# questions about freediving



## youngbloodr2 (Aug 17, 2012)

I was wondering if we have Any spots in the 40foot or shallower for free diving? I've spent 8 months in the Bahamas and got into freediving just recently moved back here and would like to get into it here. 

Thanks,


----------



## Baker8425 (Jul 2, 2012)

Wirelessly posted

There's a few the USS Massachusetts is in about 21' , three barges is a little less than 50. Plus there are plenty more, but those come to mind first.


----------



## youngbloodr2 (Aug 17, 2012)

Awesome thanks. I'll have to go check them out sometime.


----------



## Addict'd (May 17, 2009)

If you can get comfortable down to 60ft you'll open up a lot more spots. It's hard finding free dive partners around here too. What area would you be diving?


----------



## skram (Dec 25, 2007)

You can always make the trip over to alabama and dive the nearshore rigs. Some of the best freedive spearing there is. Also some wrecks hold good fish higher in the water column, we've shot a lot of snapper and ajs less than 30ft on 80-100ft plus wrecks. Chum and flashers help but sometimes you don't even need that. Like said before though if you progress enough to hunt in the 60ft range it will open up a lot of options.


----------



## youngbloodr2 (Aug 17, 2012)

I should be getting my own boat within a year but I'll most likely be out of destin and Pensacola. I want to try out Alabama some too. Hopefully after Christmas I'll have some more pocket change for a new spear gun and wet suite while I wait on a boat. Thanks everyone on xthe suggestions I'm going to start some breathing exercises and see if I can't get to 60


----------



## flappininthebreeze (Jul 13, 2009)

*Freediiving*

Also have the Joe Patti Barge. 50 ft to the bottom, and 35 ft to the top of the structure. Lots of stuff to look at.


----------



## Addict'd (May 17, 2009)

Should get certified if you aren't already. Improved my depth, breath hold and confidence immediately.


----------



## youngbloodr2 (Aug 17, 2012)

Addict'd said:


> Should get certified if you aren't already. Improved my depth, breath hold and confidence immediately.

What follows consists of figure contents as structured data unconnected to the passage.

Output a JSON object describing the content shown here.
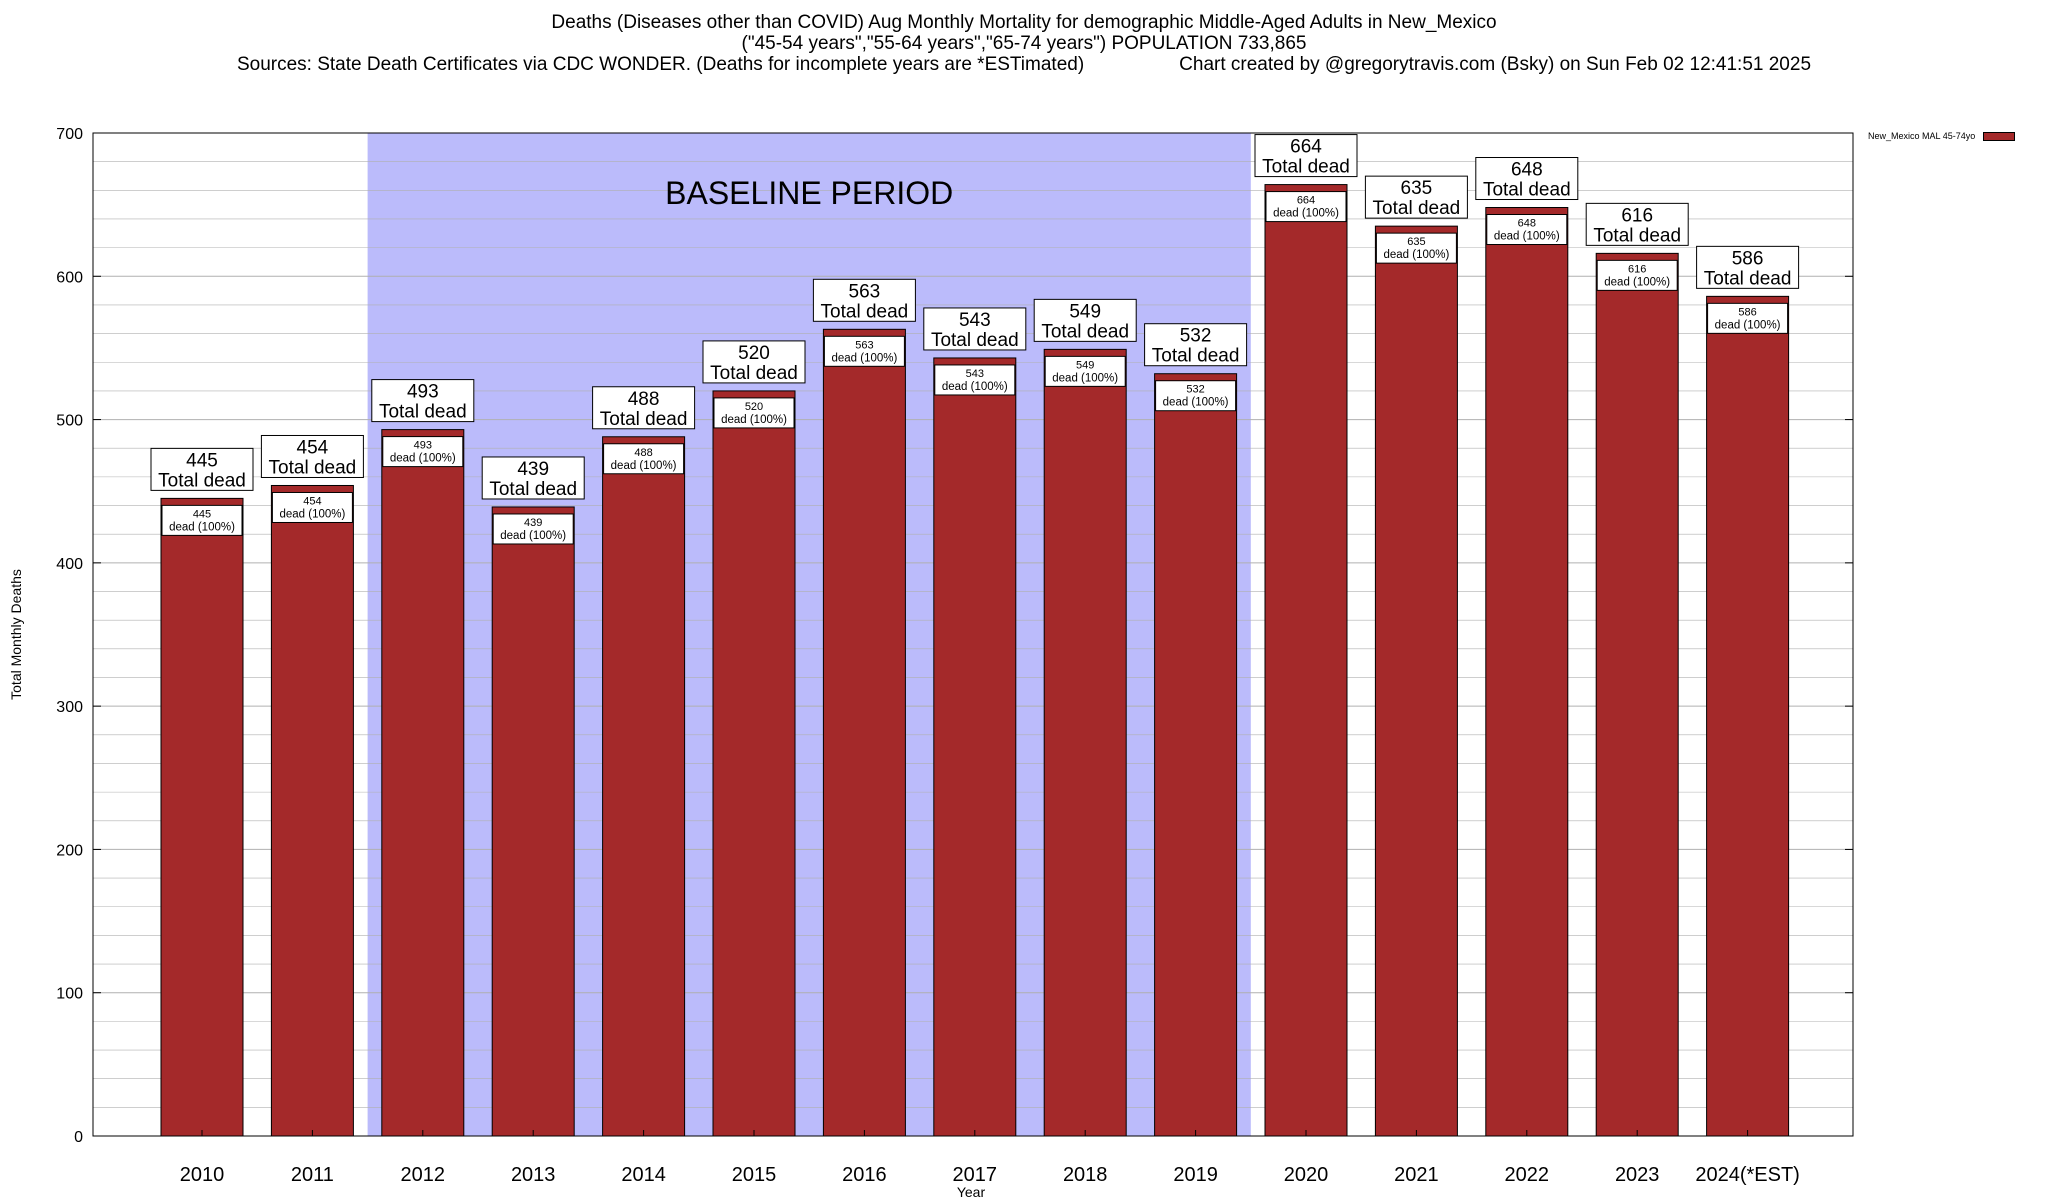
{
  "title": {
    "line1": "Deaths (Diseases other than COVID) Aug Monthly Mortality for demographic Middle-Aged Adults in New_Mexico",
    "line2": "(\"45-54 years\",\"55-64 years\",\"65-74 years\") POPULATION 733,865",
    "sources": "Sources: State Death Certificates via CDC WONDER. (Deaths for incomplete years are *ESTimated)",
    "credit": "Chart created by @gregorytravis.com (Bsky) on Sun Feb 02 12:41:51 2025"
  },
  "colors": {
    "bar": "#a4292a",
    "baseline_band": "#bbbbfb",
    "grid": "#b0b0b0"
  },
  "chart_data": {
    "type": "bar",
    "categories": [
      "2010",
      "2011",
      "2012",
      "2013",
      "2014",
      "2015",
      "2016",
      "2017",
      "2018",
      "2019",
      "2020",
      "2021",
      "2022",
      "2023",
      "2024(*EST)"
    ],
    "series": [
      {
        "name": "New_Mexico MAL 45-74yo",
        "values": [
          445,
          454,
          493,
          439,
          488,
          520,
          563,
          543,
          549,
          532,
          664,
          635,
          648,
          616,
          586
        ]
      }
    ],
    "bar_top_label": "Total dead",
    "bar_inner_label": "dead (100%)",
    "baseline": {
      "label": "BASELINE PERIOD",
      "from": "2012",
      "to": "2019"
    },
    "xlabel": "Year",
    "ylabel": "Total Monthly Deaths",
    "ylim": [
      0,
      700
    ],
    "yticks": [
      0,
      100,
      200,
      300,
      400,
      500,
      600,
      700
    ],
    "grid": true,
    "legend_position": "top-right"
  }
}
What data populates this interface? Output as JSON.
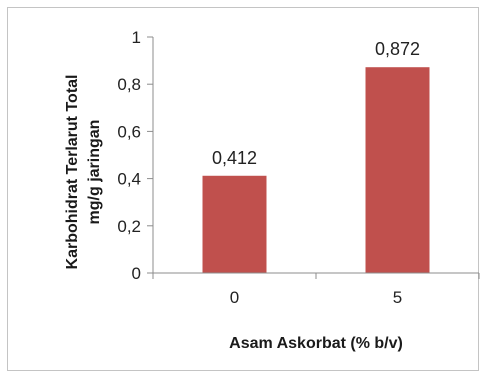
{
  "chart_data": {
    "type": "bar",
    "categories": [
      "0",
      "5"
    ],
    "values": [
      0.412,
      0.872
    ],
    "data_labels": [
      "0,412",
      "0,872"
    ],
    "xlabel": "Asam Askorbat (% b/v)",
    "ylabel_lines": [
      "Karbohidrat Terlarut Total",
      "mg/g jaringan"
    ],
    "ylim": [
      0,
      1
    ],
    "yticks": [
      0,
      0.2,
      0.4,
      0.6,
      0.8,
      1
    ],
    "ytick_labels": [
      "0",
      "0,2",
      "0,4",
      "0,6",
      "0,8",
      "1"
    ],
    "bar_color": "#c0504d",
    "grid": false,
    "legend": "none"
  }
}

Where did you get certified at? I know a few places in south Florida I didn't know you could get certified around here


----------



## Addict'd (May 17, 2009)

Look at the fii website. Joe d'agostino, think his nick on here is dagfish, good dude very experienced, and the only certified instructor around here. Highly recommend him!


----------



## youngbloodr2 (Aug 17, 2012)

sweet I'll deffinently check that out when I get some free time!
Thanks!


----------



## skram (Dec 25, 2007)

+1 for taking a course with Joe! I took the level 1 with Joe and learned more than I ever thought I would. I was debating skipping level 1 because I could already do the max breath hold and depth, but I am very glad I took it. It improved my diving, safety, and comfort level in just 2 days. I highly recommend taking a course. Here's a link to his schedule http://extranet.freedivinginstructors.com/app/public/courseslist.php?idinstructor=47


----------



## FreeDiver (Jun 12, 2013)

Glad to see another free diver.. Send a pm whe your wanting to dive. We start out boat runs spring through summer.


----------